What can Aycharaych do that we cannot? We perceive the body and behaviour of an animal or a human being and infer its/his/her consciousness. We think that a cat is conscious of a bird when we see the cat stalking the bird whereas we do not think, except in imagination, that a wound-up clockwork toy soldier is consciously obeying the order, "Forward march!" when we see it perambulating across the floor. However, we do not normally perceive any of the inner workings either of the organism or of the mechanism. Nor does Aycharaych. All that he does that we do not is to sense and interpret neural emissions. (I think that we are told somewhere that they are very long-wave.) Aycharaych literally has a sixth sense. Beyond that, the mystery of the mind-brain relationship remains unsolved.

7 comments:

Sean M. Brooks said...

Kaor, Paul!

You did not mention Wells' THE ISLAND OF DR MOREAU, where we see a man, Dr Moreau, trying to "uplift" beasts to the level of human beings via medical/surgical means, and failing hideously. It's not enough to make an animal's body like that of a human if its mind simply cannot be at least like a human's mind.

Ad astra! Sean

paulshackley2017@gmail.com said...

Sean,

I do not mention Moreau because I find him quite unpleasant.

Paul.

Sean M. Brooks said...

Kaor, Paul!

I agree Wells' THE ISLAND OF DR MOREAU is unpleasant reading. But Wells still wrote it and raised issues in it deserving of comment.

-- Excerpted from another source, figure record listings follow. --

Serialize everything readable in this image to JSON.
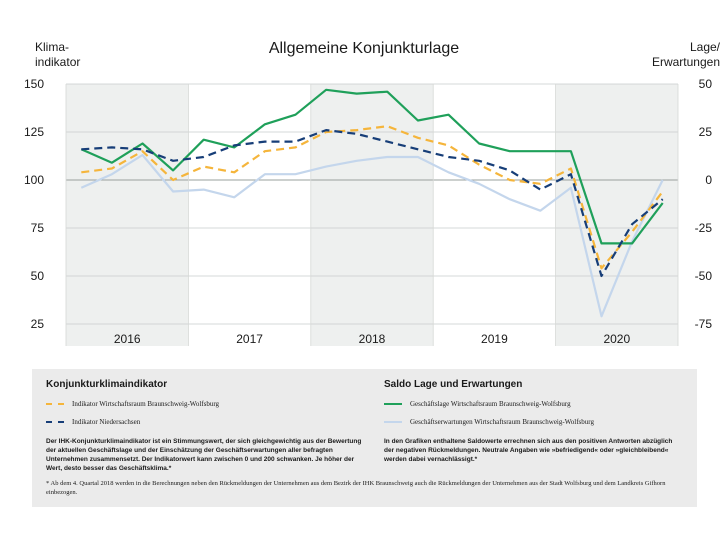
{
  "chart_data": {
    "type": "line",
    "title": "Allgemeine Konjunkturlage",
    "ylabel_left": [
      "Klima-",
      "indikator"
    ],
    "ylabel_right": [
      "Lage/",
      "Erwartungen"
    ],
    "ylim_left": [
      25,
      150
    ],
    "ylim_right": [
      -75,
      50
    ],
    "yticks_left": [
      "150",
      "125",
      "100",
      "75",
      "50",
      "25"
    ],
    "yticks_right": [
      "50",
      "25",
      "0",
      "-25",
      "-50",
      "-75"
    ],
    "x_groups": [
      "2016",
      "2017",
      "2018",
      "2019",
      "2020"
    ],
    "x": [
      "2016 Q1",
      "2016 Q2",
      "2016 Q3",
      "2016 Q4",
      "2017 Q1",
      "2017 Q2",
      "2017 Q3",
      "2017 Q4",
      "2018 Q1",
      "2018 Q2",
      "2018 Q3",
      "2018 Q4",
      "2019 Q1",
      "2019 Q2",
      "2019 Q3",
      "2019 Q4",
      "2020 Q1",
      "2020 Q2",
      "2020 Q3",
      "2020 Q4"
    ],
    "series": [
      {
        "name": "Indikator Wirtschaftsraum Braunschweig-Wolfsburg",
        "axis": "left",
        "color": "#f5b53b",
        "dash": true,
        "values": [
          104,
          106,
          115,
          100,
          107,
          104,
          115,
          117,
          125,
          126,
          128,
          122,
          118,
          108,
          100,
          98,
          106,
          54,
          73,
          94
        ]
      },
      {
        "name": "Indikator Niedersachsen",
        "axis": "left",
        "color": "#173e78",
        "dash": true,
        "values": [
          116,
          117,
          116,
          110,
          112,
          118,
          120,
          120,
          126,
          124,
          120,
          116,
          112,
          110,
          105,
          95,
          103,
          50,
          77,
          90
        ]
      },
      {
        "name": "Geschäftslage Wirtschaftsraum Braunschweig-Wolfsburg",
        "axis": "right",
        "color": "#1fa05a",
        "dash": false,
        "values": [
          16,
          9,
          19,
          5,
          21,
          17,
          29,
          34,
          47,
          45,
          46,
          31,
          34,
          19,
          15,
          15,
          15,
          -33,
          -33,
          -12
        ]
      },
      {
        "name": "Geschäftserwartungen Wirtschaftsraum Braunschweig-Wolfsburg",
        "axis": "right",
        "color": "#c4d6ec",
        "dash": false,
        "values": [
          -4,
          3,
          13,
          -6,
          -5,
          -9,
          3,
          3,
          7,
          10,
          12,
          12,
          4,
          -2,
          -10,
          -16,
          -4,
          -71,
          -32,
          0
        ]
      }
    ]
  },
  "legend": {
    "left_heading": "Konjunkturklimaindikator",
    "left_items": [
      "Indikator Wirtschaftsraum Braunschweig-Wolfsburg",
      "Indikator Niedersachsen"
    ],
    "left_note": "Der IHK-Konjunkturklimaindikator ist ein Stimmungswert, der sich gleichgewichtig aus der Bewertung der aktuellen Geschäftslage und der Einschätzung der Geschäftserwartungen aller befragten Unternehmen zusammensetzt. Der Indikatorwert kann zwischen 0 und 200 schwanken. Je höher der Wert, desto besser das Geschäftsklima.*",
    "right_heading": "Saldo Lage und Erwartungen",
    "right_items": [
      "Geschäftslage Wirtschaftsraum Braunschweig-Wolfsburg",
      "Geschäftserwartungen Wirtschaftsraum Braunschweig-Wolfsburg"
    ],
    "right_note": "In den Grafiken enthaltene Saldowerte errechnen sich aus den positiven Antworten abzüglich der negativen Rückmeldungen. Neutrale Angaben wie »befriedigend« oder »gleichbleibend« werden dabei vernachlässigt.*",
    "footnote": "* Ab dem 4. Quartal 2018 werden in die Berechnungen neben den Rückmeldungen der Unternehmen aus dem Bezirk der IHK Braunschweig auch die Rückmeldungen der Unternehmen aus der Stadt Wolfsburg und dem Landkreis Gifhorn einbezogen."
  }
}
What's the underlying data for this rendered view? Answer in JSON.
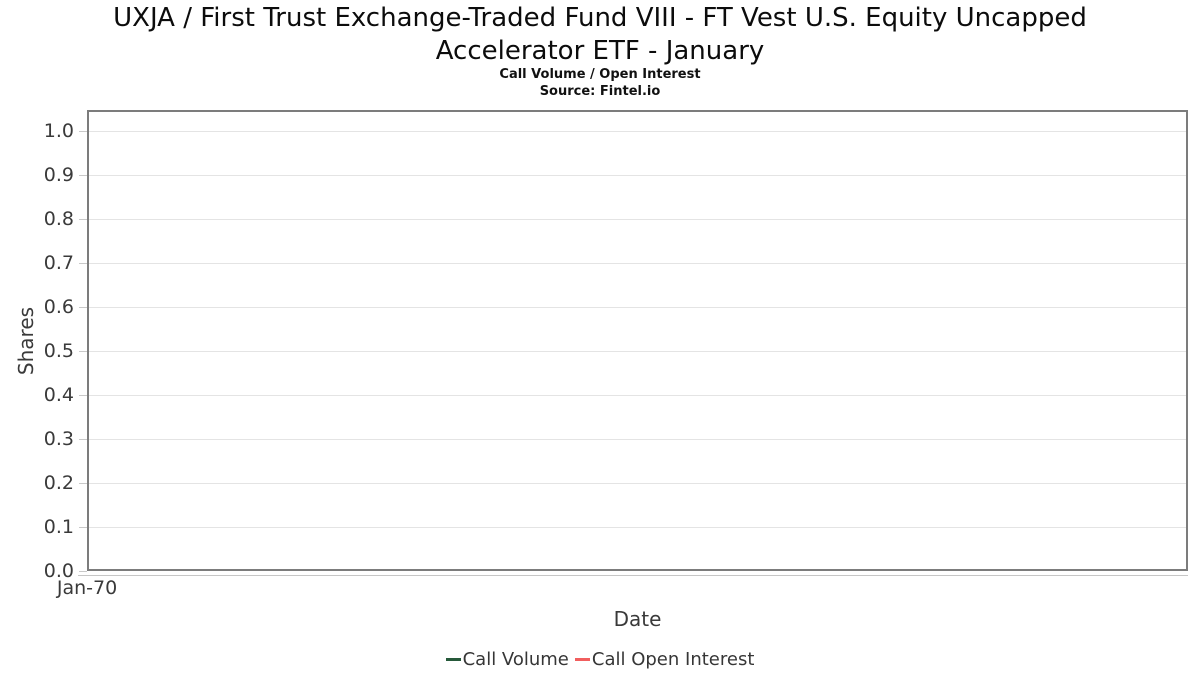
{
  "chart_data": {
    "type": "line",
    "title": "UXJA / First Trust Exchange-Traded Fund VIII - FT Vest U.S. Equity Uncapped Accelerator ETF - January",
    "subtitle": "Call Volume / Open Interest",
    "source": "Source: Fintel.io",
    "xlabel": "Date",
    "ylabel": "Shares",
    "xticks": [
      "Jan-70"
    ],
    "yticks": [
      "0.0",
      "0.1",
      "0.2",
      "0.3",
      "0.4",
      "0.5",
      "0.6",
      "0.7",
      "0.8",
      "0.9",
      "1.0"
    ],
    "ylim": [
      0,
      1.05
    ],
    "grid": "horizontal-only",
    "legend_position": "bottom-center",
    "legend": [
      {
        "name": "Call Volume",
        "color": "#26593a"
      },
      {
        "name": "Call Open Interest",
        "color": "#f15e5e"
      }
    ],
    "series": [
      {
        "name": "Call Volume",
        "color": "#26593a",
        "x": [],
        "values": []
      },
      {
        "name": "Call Open Interest",
        "color": "#f15e5e",
        "x": [],
        "values": []
      }
    ],
    "note": "Plot area is empty; no data points are drawn"
  }
}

Nowadays similar would-be Dr. Moreaus would manipulate the genes of animals in attempts at changing them.

Ad astra! Sean

S.M. Stirling said...

Fairly successfully, too. And not for the first time. Dogs are quite different from wolves, and we did that.

Sean M. Brooks said...

Kaor, Mr. Stirling!

True, but I do have some caveats. Dogs are still related closely enough to wolves that interbreeding is possible. Also, when for whatever reason, dogs go feral they rapidly more like wolves.

Really, humans don't deserve the unconditional love and loyalty they get from dogs!

I had your Draka genetic engineers in mind, as seen in THE STONE DOGS and DRAKON, manipulating genes to change animals or create weird chimeras/hybrids like gholeloons (a revolting mix of lions and humans). And Draka abominations didn't stop with that!

Ad astra! Sean

S.M. Stirling said...

Sean: it's fairly simple. We ate the dogs that -didn't- give unconditional love and loyalty.

Sean M. Brooks said...

Kaor, Mr. Stirling!

I can believe that--even tho it feels somehow wrong to eat dogs!